Recently, a YouTube creator from Massachusetts, David Millette, has filed a class-action lawsuit against OpenAI, alleging that the company used transcriptions of millions of YouTube videos to train their generative AI models without permission. According to the complaint filed by Millette's attorneys in the U.S. District Court for the Northern District of California, OpenAI is accused of secretly transcribing his videos and those of other creators to train models for ChatGPT and other generative AI products.
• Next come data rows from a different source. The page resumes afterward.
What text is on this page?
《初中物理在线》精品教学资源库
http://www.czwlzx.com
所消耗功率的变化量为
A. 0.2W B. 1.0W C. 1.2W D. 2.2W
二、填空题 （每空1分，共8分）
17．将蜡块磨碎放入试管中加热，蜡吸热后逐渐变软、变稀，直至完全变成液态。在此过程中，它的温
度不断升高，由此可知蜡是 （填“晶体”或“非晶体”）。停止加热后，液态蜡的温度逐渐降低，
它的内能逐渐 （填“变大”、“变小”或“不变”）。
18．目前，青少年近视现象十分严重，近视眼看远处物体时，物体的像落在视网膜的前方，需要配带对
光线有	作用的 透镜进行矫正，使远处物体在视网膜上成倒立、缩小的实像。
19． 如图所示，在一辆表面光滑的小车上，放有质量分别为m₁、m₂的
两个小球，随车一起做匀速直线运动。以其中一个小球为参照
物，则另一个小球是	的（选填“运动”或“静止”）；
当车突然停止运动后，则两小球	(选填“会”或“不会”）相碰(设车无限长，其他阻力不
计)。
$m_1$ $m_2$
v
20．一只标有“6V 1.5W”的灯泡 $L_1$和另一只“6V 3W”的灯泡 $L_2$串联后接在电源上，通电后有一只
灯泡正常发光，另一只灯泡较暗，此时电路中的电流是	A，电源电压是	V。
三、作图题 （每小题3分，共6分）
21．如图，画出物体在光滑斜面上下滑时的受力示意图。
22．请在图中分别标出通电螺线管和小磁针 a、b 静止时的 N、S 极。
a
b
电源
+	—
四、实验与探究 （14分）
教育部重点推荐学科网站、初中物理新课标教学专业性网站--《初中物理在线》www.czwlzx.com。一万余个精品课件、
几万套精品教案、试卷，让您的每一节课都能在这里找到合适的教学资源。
The complaint states that OpenAI has profited from the creators' work by collecting this data, which violates copyright laws and YouTube's terms of service, which prohibit the use of videos for applications independent of its service. Millette's attorneys write in the complaint that OpenAI's AI products have become more valuable due to the use of training data that was not consented to, credited, or compensated.
The law firm representing Millette seeks a jury trial and demands over $5 million in damages on behalf of all potentially affected YouTube users and creators.
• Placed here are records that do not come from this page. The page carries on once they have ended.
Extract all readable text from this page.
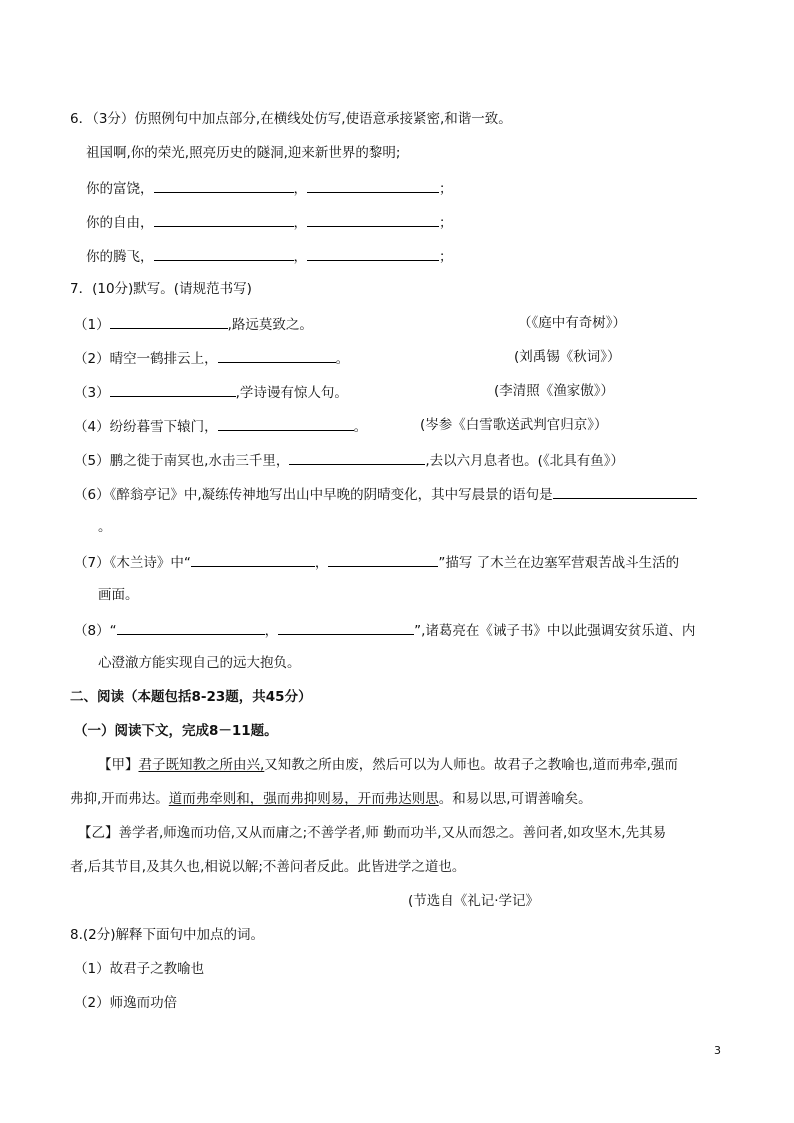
6．（3分）仿照例句中加点部分,在横线处仿写,使语意承接紧密,和谐一致。
祖国啊,你的荣光,照亮历史的隧洞,迎来新世界的黎明;
你的富饶，	，	；
你的自由，	，	；
你的腾飞，	，	；
7．(10分)默写。(请规范书写)
（1）	,路远莫致之。	（《庭中有奇树》）
（2）晴空一鹤排云上，	。	(刘禹锡《秋词》）
（3）	,学诗谩有惊人句。	(李清照《渔家傲》）
（4）纷纷暮雪下辕门，	。	(岑参《白雪歌送武判官归京》）
（5）鹏之徙于南冥也,水击三千里，	,去以六月息者也。(《北具有鱼》）
（6）《醉翁亭记》中,凝练传神地写出山中早晚的阴晴变化，其中写晨景的语句是
。
（7）《木兰诗》中“	，	”描写 了木兰在边塞军营艰苦战斗生活的
画面。
（8）“	，	”,诸葛亮在《诫子书》中以此强调安贫乐道、内
心澄澈方能实现自己的远大抱负。
二、阅读（本题包括8-23题，共45分）
（一）阅读下文，完成8－11题。
【甲】君子既知教之所由兴,又知教之所由废，然后可以为人师也。故君子之教喻也,道而弗牵,强而
弗抑,开而弗达。道而弗牵则和，强而弗抑则易，开而弗达则思。和易以思,可谓善喻矣。
【乙】善学者,师逸而功倍,又从而庸之;不善学者,师 勤而功半,又从而怨之。善问者,如攻坚木,先其易
者,后其节目,及其久也,相说以解;不善问者反此。此皆进学之道也。
(节选自《礼记·学记》
8.(2分)解释下面句中加点的词。
（1）故君子之教喻也
（2）师逸而功倍
3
It is well known that generative AI models do not possess true intelligence. They learn the likelihood and patterns of data occurrences by processing large samples of data such as movies, recordings, and papers. Many models' training data is sourced from public websites and datasets online. Although companies claim their data scraping complies with the principle of "fair use," many copyright holders disagree and have resorted to litigation to halt this practice.
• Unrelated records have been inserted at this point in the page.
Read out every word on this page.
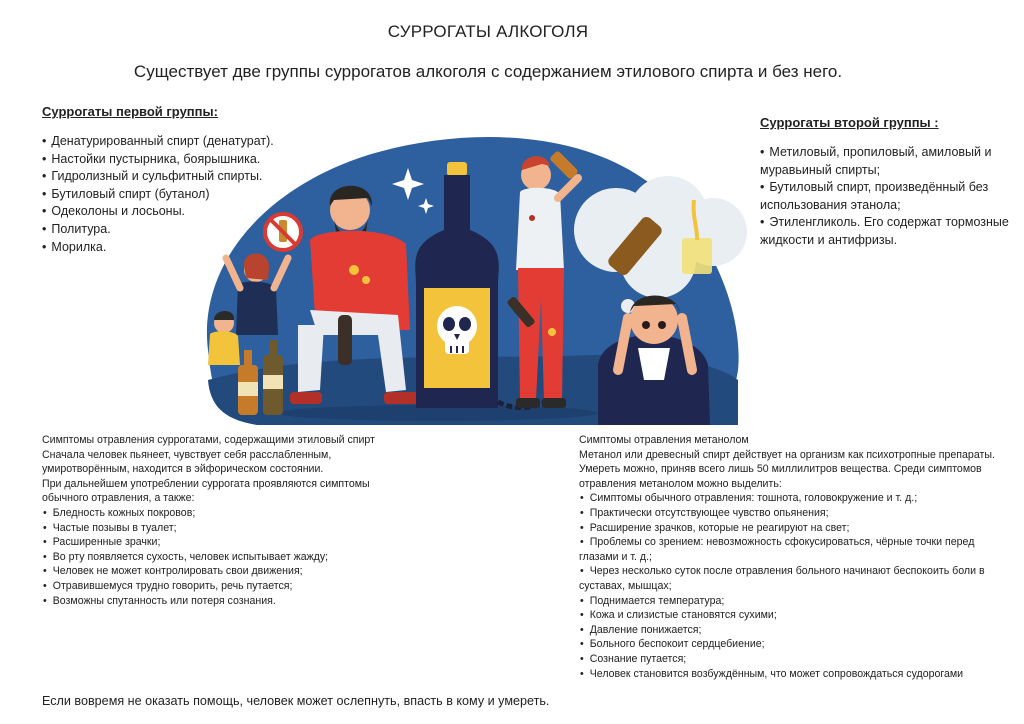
СУРРОГАТЫ АЛКОГОЛЯ
Существует две группы суррогатов алкоголя с содержанием этилового спирта и без него.
Суррогаты первой группы:
• Денатурированный спирт (денатурат).
• Настойки пустырника, боярышника.
• Гидролизный и сульфитный спирты.
• Бутиловый спирт (бутанол)
• Одеколоны и лосьоны.
• Политура.
• Морилка.
Суррогаты второй группы :
• Метиловый, пропиловый, амиловый и муравьиный спирты;
• Бутиловый спирт, произведённый без использования этанола;
• Этиленгликоль. Его содержат тормозные жидкости и антифризы.

Симптомы отравления суррогатами, содержащими этиловый спирт

Сначала человек пьянеет, чувствует себя расслабленным, умиротворённым, находится в эйфорическом состоянии.

При дальнейшем употреблении суррогата проявляются симптомы обычного отравления, а также:

• Бледность кожных покровов;
• Частые позывы в туалет;
• Расширенные зрачки;
• Во рту появляется сухость, человек испытывает жажду;
• Человек не может контролировать свои движения;
• Отравившемуся трудно говорить, речь путается;
• Возможны спутанность или потеря сознания.

Симптомы отравления метанолом

Метанол или древесный спирт действует на организм как психотропные препараты. Умереть можно, приняв всего лишь 50 миллилитров вещества. Среди симптомов отравления метанолом можно выделить:

• Симптомы обычного отравления: тошнота, головокружение и т. д.;
• Практически отсутствующее чувство опьянения;
• Расширение зрачков, которые не реагируют на свет;
• Проблемы со зрением: невозможность сфокусироваться, чёрные точки перед глазами и т. д.;
• Через несколько суток после отравления больного начинают беспокоить боли в суставах, мышцах;
• Поднимается температура;
• Кожа и слизистые становятся сухими;
• Давление понижается;
• Больного беспокоит сердцебиение;
• Сознание путается;
• Человек становится возбуждённым, что может сопровождаться судорогами
Если вовремя не оказать помощь, человек может ослепнуть, впасть в кому и умереть.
Video transcriptions have become an important training data source, especially as other data sources have dried up. According to Originality.AI, over 35% of the top websites worldwide have now blocked OpenAI's web crawlers. Additionally, research from MIT's Data Source Initiative shows that about 25% of high-quality data sources have been restricted, making training data for AI models more scarce.
It is worth noting that OpenAI's Whisper model is specifically designed to transcribe video audio to collect more training data. According to The New York Times, after transcribing over a million hours of YouTube videos, OpenAI used these transcriptions to train their GPT-4 model, sparking internal discussions that this might violate YouTube's rules.
Key Points:
🔍 YouTuber David Millette has filed a class-action lawsuit against OpenAI, accusing it of using video transcriptions for AI training without permission.
💰 Millette seeks over $5 million in damages, representing all affected YouTube creators.
🚫 The data sources for generative AI models face increasingly stringent restrictions, with many top websites having blocked OpenAI's crawlers.